Message  Lorasthène le Sam 7 Avr 2012 - 0:34

[J'ouvre ce sujet pour poster les petits textes que je pond sur Lora, car mon cerveau grouille d'idées que je met peu sur papier.
Donc ces textes sont des rescapés du Néant. Toute critique est bonne à prendre, je n'ai plus l'habitude d'écrire des textes de plus de quatre lignes!

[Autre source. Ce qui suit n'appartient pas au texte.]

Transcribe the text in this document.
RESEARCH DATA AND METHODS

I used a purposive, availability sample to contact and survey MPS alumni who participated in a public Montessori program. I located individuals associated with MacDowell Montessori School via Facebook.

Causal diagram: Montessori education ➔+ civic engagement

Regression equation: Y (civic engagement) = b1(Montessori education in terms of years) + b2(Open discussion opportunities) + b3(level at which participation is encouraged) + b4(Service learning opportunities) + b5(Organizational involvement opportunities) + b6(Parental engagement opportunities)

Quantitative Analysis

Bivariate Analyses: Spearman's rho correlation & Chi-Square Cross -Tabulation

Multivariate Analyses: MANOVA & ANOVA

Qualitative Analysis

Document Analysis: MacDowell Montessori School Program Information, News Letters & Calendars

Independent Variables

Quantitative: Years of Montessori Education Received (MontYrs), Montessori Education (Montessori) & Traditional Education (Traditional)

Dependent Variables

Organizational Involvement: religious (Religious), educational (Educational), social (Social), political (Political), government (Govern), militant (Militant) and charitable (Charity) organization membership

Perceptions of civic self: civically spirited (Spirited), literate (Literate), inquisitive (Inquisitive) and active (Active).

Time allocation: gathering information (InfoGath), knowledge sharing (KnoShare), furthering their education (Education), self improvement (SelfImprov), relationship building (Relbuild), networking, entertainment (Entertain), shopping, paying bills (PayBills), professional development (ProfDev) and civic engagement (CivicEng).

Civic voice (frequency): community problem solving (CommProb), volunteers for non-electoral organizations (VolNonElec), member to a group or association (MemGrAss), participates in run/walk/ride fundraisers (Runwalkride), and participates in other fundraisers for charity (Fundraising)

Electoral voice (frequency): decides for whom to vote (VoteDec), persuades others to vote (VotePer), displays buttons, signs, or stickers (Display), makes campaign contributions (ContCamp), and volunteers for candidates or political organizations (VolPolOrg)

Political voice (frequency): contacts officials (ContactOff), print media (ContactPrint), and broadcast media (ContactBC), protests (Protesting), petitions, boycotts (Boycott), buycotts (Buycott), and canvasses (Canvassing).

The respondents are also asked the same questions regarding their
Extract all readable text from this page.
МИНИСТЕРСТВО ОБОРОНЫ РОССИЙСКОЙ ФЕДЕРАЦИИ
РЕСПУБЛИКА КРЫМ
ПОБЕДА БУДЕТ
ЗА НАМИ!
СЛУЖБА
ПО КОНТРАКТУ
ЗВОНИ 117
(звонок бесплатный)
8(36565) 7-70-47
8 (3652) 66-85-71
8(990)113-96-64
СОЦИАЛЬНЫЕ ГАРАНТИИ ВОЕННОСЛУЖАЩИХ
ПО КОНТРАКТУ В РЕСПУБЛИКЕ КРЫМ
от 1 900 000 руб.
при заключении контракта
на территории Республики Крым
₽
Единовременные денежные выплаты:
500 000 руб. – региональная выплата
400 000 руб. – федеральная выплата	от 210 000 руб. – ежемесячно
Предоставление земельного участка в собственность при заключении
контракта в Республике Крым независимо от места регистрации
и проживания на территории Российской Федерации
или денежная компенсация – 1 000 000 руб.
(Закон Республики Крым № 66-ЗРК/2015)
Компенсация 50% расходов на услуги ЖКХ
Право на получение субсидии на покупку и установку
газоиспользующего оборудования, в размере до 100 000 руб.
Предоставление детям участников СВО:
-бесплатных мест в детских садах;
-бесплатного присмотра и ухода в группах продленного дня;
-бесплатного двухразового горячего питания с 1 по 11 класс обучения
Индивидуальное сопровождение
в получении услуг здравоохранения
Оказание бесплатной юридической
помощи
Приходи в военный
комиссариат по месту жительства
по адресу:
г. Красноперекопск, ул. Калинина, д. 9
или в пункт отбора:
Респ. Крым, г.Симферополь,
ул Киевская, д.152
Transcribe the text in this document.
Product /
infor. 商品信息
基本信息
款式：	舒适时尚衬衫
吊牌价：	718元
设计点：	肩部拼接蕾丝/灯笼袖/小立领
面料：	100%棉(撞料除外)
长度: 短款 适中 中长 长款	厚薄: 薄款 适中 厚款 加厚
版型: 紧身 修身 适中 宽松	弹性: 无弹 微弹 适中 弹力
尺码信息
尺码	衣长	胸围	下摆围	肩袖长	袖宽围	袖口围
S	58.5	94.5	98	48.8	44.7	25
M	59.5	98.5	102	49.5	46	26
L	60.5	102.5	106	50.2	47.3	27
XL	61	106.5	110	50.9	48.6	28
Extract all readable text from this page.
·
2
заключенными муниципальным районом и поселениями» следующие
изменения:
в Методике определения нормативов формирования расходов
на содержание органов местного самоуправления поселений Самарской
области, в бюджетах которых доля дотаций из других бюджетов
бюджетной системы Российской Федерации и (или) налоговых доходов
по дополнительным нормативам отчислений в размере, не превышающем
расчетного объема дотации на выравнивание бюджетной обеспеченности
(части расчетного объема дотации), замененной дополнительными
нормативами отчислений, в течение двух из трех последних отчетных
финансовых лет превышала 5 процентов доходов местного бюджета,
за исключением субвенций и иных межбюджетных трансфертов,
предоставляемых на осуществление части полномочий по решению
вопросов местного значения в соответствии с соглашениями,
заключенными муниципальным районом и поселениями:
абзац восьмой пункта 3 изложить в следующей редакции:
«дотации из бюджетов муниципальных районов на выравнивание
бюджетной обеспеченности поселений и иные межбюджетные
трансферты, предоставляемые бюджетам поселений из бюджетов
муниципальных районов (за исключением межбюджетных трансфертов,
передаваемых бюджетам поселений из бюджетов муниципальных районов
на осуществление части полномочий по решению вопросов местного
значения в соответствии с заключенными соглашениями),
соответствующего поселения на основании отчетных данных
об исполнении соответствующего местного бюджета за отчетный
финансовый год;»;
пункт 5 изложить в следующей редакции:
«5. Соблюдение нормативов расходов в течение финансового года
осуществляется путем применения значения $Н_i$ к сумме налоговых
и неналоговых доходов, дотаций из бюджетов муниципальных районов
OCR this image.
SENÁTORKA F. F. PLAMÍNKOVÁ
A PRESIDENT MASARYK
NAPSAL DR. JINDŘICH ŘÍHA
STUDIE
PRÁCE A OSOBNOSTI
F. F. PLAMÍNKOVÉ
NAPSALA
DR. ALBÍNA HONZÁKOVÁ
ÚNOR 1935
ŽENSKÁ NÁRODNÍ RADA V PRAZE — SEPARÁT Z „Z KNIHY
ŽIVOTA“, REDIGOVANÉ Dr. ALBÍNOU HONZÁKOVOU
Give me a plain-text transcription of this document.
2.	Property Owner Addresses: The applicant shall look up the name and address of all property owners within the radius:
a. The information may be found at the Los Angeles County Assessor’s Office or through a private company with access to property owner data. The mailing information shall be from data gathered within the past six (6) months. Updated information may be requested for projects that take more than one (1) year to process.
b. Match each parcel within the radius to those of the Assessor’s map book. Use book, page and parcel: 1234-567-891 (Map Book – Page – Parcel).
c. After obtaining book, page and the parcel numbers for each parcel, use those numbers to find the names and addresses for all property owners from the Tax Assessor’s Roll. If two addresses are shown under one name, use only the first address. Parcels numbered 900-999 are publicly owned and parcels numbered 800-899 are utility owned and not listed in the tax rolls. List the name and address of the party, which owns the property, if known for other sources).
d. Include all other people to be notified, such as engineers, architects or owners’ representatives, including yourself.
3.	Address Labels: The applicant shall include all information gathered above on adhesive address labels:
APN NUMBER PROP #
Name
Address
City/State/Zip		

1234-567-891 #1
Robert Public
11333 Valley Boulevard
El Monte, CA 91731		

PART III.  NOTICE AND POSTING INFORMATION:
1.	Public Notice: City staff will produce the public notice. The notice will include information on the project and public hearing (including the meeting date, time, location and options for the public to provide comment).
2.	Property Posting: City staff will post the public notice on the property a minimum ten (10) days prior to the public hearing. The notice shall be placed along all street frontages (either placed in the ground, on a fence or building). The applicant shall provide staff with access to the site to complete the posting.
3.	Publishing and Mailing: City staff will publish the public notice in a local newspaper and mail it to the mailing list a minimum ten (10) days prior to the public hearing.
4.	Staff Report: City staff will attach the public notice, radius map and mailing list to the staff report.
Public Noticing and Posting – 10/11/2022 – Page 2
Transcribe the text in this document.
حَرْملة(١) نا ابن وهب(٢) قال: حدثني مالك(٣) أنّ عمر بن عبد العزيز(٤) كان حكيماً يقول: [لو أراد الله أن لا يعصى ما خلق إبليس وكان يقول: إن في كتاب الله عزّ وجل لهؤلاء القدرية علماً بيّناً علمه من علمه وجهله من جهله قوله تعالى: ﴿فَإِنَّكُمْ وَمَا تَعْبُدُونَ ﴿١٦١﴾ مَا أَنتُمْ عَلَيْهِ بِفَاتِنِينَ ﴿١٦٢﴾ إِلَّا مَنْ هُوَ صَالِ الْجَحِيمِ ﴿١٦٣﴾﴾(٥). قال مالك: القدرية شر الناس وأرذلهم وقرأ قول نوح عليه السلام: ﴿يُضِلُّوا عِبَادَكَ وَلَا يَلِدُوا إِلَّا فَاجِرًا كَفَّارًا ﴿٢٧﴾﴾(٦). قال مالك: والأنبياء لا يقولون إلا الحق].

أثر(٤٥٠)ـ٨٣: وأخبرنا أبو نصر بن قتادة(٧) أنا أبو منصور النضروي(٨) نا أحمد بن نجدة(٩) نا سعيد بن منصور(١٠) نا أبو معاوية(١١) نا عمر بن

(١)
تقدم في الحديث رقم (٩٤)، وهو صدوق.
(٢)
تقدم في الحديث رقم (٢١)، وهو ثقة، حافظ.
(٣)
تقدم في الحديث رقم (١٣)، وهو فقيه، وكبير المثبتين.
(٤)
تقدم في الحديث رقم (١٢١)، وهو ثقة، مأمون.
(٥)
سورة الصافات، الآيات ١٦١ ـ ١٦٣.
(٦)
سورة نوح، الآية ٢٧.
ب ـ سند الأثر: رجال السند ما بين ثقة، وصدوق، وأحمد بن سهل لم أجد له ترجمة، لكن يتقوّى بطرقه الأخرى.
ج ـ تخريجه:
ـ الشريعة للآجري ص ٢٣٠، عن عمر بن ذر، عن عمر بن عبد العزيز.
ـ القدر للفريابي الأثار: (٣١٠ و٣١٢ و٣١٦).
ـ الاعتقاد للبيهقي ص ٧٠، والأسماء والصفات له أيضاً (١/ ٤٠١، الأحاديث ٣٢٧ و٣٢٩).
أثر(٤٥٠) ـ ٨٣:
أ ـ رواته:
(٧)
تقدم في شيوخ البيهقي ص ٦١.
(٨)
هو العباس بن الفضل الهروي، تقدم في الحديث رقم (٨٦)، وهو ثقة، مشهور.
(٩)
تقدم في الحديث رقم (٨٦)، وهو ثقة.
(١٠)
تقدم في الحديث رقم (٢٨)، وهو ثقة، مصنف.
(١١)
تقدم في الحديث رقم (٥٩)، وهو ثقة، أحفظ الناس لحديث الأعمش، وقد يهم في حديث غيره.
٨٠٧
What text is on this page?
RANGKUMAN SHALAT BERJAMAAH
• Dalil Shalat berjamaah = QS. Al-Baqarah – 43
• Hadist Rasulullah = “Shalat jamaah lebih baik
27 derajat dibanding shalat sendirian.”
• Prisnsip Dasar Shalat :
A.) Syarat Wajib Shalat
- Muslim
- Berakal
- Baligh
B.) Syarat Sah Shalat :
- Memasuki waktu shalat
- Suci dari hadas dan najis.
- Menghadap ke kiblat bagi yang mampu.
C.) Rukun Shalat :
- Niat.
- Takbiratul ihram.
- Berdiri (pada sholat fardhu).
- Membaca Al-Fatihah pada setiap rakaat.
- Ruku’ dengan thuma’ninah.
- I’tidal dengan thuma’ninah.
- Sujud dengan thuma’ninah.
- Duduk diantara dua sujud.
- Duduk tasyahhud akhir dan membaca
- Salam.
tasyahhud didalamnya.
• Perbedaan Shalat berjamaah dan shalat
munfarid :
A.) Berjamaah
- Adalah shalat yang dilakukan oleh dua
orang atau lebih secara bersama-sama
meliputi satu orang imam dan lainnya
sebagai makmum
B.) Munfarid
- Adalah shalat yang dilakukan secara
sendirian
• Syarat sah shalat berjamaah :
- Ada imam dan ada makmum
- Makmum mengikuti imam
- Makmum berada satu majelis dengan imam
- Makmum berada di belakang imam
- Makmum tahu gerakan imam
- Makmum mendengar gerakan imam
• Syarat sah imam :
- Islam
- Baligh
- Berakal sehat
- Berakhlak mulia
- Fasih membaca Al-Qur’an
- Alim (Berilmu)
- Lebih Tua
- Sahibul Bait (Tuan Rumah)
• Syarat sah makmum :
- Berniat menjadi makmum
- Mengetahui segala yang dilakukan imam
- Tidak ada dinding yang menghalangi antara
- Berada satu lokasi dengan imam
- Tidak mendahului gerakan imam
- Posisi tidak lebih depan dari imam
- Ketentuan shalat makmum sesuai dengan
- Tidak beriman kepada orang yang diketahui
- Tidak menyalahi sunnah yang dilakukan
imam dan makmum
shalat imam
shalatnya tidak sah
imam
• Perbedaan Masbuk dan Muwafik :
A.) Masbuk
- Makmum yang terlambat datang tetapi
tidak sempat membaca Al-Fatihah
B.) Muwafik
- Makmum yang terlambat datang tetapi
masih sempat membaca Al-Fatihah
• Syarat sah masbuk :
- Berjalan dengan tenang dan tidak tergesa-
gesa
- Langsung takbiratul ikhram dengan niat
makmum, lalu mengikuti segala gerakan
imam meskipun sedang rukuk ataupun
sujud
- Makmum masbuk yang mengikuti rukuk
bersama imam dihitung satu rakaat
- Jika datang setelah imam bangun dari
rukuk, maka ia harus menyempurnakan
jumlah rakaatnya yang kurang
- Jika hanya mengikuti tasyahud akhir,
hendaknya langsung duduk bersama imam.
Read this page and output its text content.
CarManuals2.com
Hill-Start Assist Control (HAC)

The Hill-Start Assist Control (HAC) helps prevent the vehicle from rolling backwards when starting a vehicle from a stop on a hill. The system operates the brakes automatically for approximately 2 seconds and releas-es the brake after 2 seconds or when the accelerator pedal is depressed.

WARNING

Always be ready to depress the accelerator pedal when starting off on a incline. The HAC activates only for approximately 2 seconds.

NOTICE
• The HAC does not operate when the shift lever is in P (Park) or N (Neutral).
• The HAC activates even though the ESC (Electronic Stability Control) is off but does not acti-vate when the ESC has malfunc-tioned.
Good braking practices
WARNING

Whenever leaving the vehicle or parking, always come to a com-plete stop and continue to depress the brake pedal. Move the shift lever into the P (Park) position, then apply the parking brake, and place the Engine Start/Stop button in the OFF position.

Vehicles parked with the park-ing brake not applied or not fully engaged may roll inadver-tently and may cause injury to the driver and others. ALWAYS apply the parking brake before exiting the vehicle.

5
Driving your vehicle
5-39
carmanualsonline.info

Le premier texte peux paraître un peu hardcore, je ne suis pas du genre à poser une limite d'âge, mais c'est pour les adultes hein *fais les gros yeux*.]





Lorasthène se tenait simplement sur le balcon, ses cheveux bruns voletant et lui fouettant le visage sans qu'elle y prête attention. La lune était pleine et baignait de sa lueur la forêt éternelle de Quel'Thalas.
Une main effleure une peau
Elle rentra à l’intérieur, enfila un simple peignoir et s'assit sur le lit.
Un doigt caresse un dos
Elle promena son regard turquoise autour de la pièce, puis retourna au balcon.

Et là elle entendit ses pas : Son pas était bien reconnaissable, un peu lourd, peu régulier.
Il montait les escaliers lentement
Elle aurait voulu lui demander où il était, mais au bout de seulement sept mois, elle avait appris à se taire. Sans doute était-il en train de jouer à Lune d'Argent pour couler sa boutique.

Il ouvrit la porte. Son souffle était rauque, irrégulier. Son odeur....mêlée à celle qu'elle avait appris à reconnaître entre toutes. Delurian.
Lorasthène se retourna, ouvrant la bouche pour dire quelque chose. Quoi ? Peu importe, le son mourut dans sa gorge quand elle l'aperçut.
Ses vêtements étaient couverts de sang frais, ses longs cheveux noirs d'habitude si bien coiffés lui tombaient devant le visage.
Mais plus ce que tout c'est ce qu'il tenait dans sa main droite mutilée qui attirait son regard.
Une poignée de cheveux rouges était serrée entre ses trois doigts restants.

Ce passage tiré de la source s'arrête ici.